Üniversite bitirmiş insanlar için bilim çevreleri, “akademik zekâya sahip” tabirini kullanır ve bu zekâ bölümünü “ortalama zekâ bölümünün üstünde” kabul ederler. “Akademik zekâ” düzeyine sahip bu nesli en çok üzen, “siz anlayamazsınız,” “sizin bilemediğiniz başka şeyler var,” diyerek fikir üretemez konumda değerlendirilmeleridir. Bu tavır ülkücü akıl, ülkücü mantık, ülkücü muhakeme ve en önemlisi de ülkücü ahlakla ve vicdanla bağdaşmaz.
Fikrimizle, bilgimizle birikimimizle, kariyerimizle ülkücü hareketin iktidar yürüyüşüne katılmak, katkı sağlamak, karar mekanizmalarında görev olmak istiyoruz” diyen bu nesli, sebebi her ne olursa olsun dışlama lüksüne sahip değilsiniz. Böyle bir hakkınız da tasarruf yetkiniz de bulunmamaktadır.
Demek istediğimiz, öfkelenmeyecek, dava arkadaşlarınızı ikna edeceksiniz!
Türk Milliyetçileri tarafından bir zamanlar savunulan ancak daha sonra vazgeçilen “Başkanlık” hükümet sisteminin, MHP ve Bahçeli tarafından yeniden ülkenin gündemine getirilmesi ve üstelik halk oylamasına sunulacak meclis desteğinin verilmesi üzerinde Türk milliyetçileri arasında mutabakat sağlanamamıştır.
Şüphesiz, sürekli değişim yaşayan Sosyal bilimlerde, geçmişteki düşüncelerin bugünün de mutlak doğruları ya da yanlışları olarak kalması mümkün değildir. Sosyal yapı ve sosyal olaylar değiştikçe düşüncelerin de değişeceği muhakkaktır. Şartların gereği olarak “Başkanlık” hükümet sisteminin de yeniden tartışılması kabul edilebilir bir realitedir.
Bizim değerlendirmemiz, MHP ve Bahçeli’nin, hiçbir şekilde diğer bileşenleriyle istişare etmeden, mecliste verdiği destekle yasalaşmış olan, “Cumhurbaşkanlığı Hükümet Sistemi”nin, önceden savunduğumuz “başkanlık “ hükümet sistemiyle ne kadar uyumlu olduğu ve ülkenin bulunduğu beka sorunu ile ilişkisi yönünde olacaktır.
Fikir sistemlerinin oturduğu temellerden biri “İlimcilik,” bir diğeri de “Hürriyetçilik ve Şahsiyetçilik” olan Türk Milliyetçilerinden, zaten bundan başkası da beklenemez.

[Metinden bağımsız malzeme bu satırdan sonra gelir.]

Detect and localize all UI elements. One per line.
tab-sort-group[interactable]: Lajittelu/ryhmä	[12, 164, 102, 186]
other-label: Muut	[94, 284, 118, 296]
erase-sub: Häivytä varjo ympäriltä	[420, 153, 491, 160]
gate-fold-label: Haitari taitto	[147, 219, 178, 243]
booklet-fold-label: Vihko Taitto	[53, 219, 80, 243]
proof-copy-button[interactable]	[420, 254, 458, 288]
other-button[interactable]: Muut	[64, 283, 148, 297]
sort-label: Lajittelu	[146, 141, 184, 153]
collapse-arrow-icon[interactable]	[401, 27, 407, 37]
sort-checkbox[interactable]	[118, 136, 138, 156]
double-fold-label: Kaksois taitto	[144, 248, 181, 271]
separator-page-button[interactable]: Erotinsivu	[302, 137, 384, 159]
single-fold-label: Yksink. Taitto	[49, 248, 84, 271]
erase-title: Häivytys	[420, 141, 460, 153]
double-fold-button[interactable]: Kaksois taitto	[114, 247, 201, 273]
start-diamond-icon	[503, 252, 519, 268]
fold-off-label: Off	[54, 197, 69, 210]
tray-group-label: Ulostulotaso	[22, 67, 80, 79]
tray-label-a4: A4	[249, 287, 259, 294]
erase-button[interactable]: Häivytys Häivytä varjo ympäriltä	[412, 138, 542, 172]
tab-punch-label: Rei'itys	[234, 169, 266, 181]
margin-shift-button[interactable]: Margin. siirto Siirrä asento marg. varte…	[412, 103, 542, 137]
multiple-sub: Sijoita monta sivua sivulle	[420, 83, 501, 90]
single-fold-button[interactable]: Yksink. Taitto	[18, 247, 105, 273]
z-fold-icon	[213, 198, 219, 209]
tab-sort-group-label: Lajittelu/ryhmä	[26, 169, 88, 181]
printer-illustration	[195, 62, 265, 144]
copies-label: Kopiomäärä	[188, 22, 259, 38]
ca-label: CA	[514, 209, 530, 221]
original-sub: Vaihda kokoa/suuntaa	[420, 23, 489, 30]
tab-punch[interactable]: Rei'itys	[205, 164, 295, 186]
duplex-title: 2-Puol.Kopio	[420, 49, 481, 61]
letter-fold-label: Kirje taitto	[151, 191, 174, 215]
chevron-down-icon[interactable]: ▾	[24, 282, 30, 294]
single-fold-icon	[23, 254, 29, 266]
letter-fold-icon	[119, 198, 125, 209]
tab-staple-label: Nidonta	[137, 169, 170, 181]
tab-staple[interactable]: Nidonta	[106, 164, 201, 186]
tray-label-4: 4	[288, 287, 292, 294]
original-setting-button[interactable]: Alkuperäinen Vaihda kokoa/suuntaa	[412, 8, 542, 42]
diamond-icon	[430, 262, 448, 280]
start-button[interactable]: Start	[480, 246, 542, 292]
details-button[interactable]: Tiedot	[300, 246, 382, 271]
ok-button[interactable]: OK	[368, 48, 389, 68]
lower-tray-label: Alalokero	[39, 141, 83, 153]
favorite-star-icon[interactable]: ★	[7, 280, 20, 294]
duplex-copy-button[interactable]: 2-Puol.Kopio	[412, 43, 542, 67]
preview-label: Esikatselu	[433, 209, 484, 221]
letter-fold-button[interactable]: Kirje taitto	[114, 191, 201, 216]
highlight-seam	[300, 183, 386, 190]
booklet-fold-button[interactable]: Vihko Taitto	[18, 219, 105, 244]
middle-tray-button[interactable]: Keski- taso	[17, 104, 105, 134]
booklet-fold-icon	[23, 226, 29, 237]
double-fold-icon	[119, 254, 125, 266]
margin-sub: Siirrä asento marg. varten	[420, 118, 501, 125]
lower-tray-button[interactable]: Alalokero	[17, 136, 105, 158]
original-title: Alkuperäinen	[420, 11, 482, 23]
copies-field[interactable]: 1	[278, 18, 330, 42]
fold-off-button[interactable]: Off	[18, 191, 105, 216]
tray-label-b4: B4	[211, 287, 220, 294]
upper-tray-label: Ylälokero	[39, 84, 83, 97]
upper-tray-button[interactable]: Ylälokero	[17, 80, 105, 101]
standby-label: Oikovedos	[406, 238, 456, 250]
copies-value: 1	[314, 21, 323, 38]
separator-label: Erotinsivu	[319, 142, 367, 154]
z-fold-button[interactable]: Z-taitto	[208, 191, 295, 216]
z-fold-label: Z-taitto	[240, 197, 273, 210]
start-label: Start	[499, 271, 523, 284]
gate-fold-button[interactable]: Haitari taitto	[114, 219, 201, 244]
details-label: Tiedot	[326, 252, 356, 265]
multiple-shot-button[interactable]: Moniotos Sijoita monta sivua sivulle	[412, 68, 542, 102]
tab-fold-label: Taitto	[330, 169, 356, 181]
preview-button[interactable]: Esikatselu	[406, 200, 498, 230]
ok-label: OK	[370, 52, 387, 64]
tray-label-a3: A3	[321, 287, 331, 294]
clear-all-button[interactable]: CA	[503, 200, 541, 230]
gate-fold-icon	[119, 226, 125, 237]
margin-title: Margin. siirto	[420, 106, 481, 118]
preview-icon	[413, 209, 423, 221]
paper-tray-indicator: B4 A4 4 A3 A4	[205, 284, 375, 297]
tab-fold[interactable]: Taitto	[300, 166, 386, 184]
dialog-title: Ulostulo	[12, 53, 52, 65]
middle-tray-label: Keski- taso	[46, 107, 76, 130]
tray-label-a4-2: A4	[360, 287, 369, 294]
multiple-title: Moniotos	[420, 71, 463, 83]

Çünkü Türk Milliyetçileri, “karşılaştığı her sorunu, önüne getirilen her meseleyi, önyargılardan uzak, ilim metodu yöntemiyle muhakeme eder. “İnsanoğlunun geliştirebildiği bütün hürriyetlerin insan tarafından özgürce kullanılmasını savunur. İnsanların dostuna, düşmanına güven verecek şahsiyete sahip olmasının, sağlıklı bir toplum yapısı ve toplum kalkınmasının vazgeçilmez şartı olduğuna inanır.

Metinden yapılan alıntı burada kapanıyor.